Başvuru hakkında bilgilendirmede bulunan Ortak Yaşamı Geliştirme Vakfı başkanı Yusuf Doğan, “İlk çağrımız bilim kuruluna... Yaşlılar nezdinde yürütülen uygulamaların bir insan hakları ihlaline, yaşlılar için ayrımcılığa ve istismara neden olmayacak biçimde tavsiyelerini acilen gözden geçirmeleri gerektiği kanaatindeyiz. Çok değer verdiğimiz bilim insanlarının, yönetenlere, yaşlıların da diğer yurttaşlar kadar önemli ve değerli olduğunu duyumsayabileceği tavsiyeler verebileceğini, çözüm önerileri getirebileceğini düşünüyoruz,” diyor. Yaşlıların maruz kaldığı uygulamanın büyük oranda ruhsal ve bedensel sorunlara neden olduğunun altını çizen Yusuf Doğan, “Süreç, günlük vaka ve ölüm rakamlarını başarı ya da başarısızlık olarak nitelendirilerek, sadece anlık ekonomik sonuçlarla değerlendirme yapılarak yürütülürse ne yazık ki çok geç olacak. Akıl ve bilimin ışığında, gelecekte ortaya çıkabilecek travmaları, sağlık sorunlarını, ekonomik etikleri de düşünmek gerekir. Zamanın en çok yaşlı insanlar için mühim olduğunu süreci yönetenler yeniden akıllarına getirsinler lütfen. Bugüne kadar, ne yazık ki yaşlılarla ilgili empati ile karar alınması mümkün olmamıştır. Bu sebeple biz de yargıya başvurma kararı aldık. Çünkü bilim insanları günlük vaka sayılarının binli rakamlardan daha aşağı inmesi halinde kısıtlamaların kalkabileceğini söylüyorlar. Bu durumda yaşlıların sağlık sorunlarının çok daha artacağı, içinden çıkılamayacak hale geleceği ortaya çıkıyor. Zaman takdir edersiniz ki; en çok yaşlı yurttaşlar aleyhine işliyor.”

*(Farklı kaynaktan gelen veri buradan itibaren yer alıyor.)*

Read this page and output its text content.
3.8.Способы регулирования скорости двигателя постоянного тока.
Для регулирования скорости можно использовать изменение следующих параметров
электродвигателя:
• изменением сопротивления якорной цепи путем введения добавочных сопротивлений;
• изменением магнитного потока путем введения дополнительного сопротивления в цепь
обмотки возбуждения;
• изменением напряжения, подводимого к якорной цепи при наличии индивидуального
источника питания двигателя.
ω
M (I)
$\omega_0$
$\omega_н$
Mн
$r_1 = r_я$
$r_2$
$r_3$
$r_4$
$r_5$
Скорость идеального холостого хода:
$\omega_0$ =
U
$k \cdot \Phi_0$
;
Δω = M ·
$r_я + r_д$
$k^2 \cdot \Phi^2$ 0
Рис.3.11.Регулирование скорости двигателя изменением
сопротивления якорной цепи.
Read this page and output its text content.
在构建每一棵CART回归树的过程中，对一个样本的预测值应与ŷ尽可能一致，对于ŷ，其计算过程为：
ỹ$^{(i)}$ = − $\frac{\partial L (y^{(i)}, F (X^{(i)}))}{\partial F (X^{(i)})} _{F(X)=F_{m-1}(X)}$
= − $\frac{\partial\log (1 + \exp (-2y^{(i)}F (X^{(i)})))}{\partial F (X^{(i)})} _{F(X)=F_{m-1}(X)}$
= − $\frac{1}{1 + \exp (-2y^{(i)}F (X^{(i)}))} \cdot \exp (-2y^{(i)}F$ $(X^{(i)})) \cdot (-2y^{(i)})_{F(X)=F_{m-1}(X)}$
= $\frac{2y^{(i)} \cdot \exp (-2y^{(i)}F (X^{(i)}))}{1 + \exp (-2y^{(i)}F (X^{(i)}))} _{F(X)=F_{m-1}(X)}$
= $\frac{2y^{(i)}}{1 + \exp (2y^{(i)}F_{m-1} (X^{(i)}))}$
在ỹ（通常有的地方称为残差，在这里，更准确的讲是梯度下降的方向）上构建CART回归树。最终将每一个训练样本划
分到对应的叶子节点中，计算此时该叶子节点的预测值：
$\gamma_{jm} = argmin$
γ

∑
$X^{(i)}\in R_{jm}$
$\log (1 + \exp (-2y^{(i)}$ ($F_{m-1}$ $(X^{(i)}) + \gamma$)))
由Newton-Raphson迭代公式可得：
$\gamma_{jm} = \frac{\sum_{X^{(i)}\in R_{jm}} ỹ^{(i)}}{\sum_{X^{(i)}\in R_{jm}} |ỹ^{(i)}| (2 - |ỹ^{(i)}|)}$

Pandeminin ne kadar daha sürebileceğine dair kesin bir şey söylenemediğini ifade eden Yusuf Doğan, “Yargıdan başka bu ayrımcılığı, yaşlılara uygulanan ihmal ve istismarı ortadan kaldırabilecek bir mekanizma kalmadı maalesef. Vakfımızda mütevelli üyesi ve gönüllü olan hukukçu arkadaşlarla birlikte çok ayrıntılı, titiz bir çalışma yaptık ve yargı yoluna başvurduk. Yargının da telafisi güç ya da imkansız olan bu süreci, uygulamanın da açıkça hukuka aykırı olduğunu görerek öncelikle durdurmasını ve nihayetinde iptal etmesini bekliyoruz,” diyor.
Vakıf başkanı Yusuf Doğan, yaşlı yurttaşlara dair Ortak Yaşamı Geliştirme Vakfı olarak bugüne değin pek çok çalışma yürüttüklerini, her tür ayrımcılığa karşı duruş sergiledikleri gibi yaşa dayalı ayrımcılığa da karşı olduklarını ifade ettikten sonra “yaşlılara karşı bir ayrımcılık söz konusu olacaksa pozitif ayrımcılık yapılmalıdır,” diyor.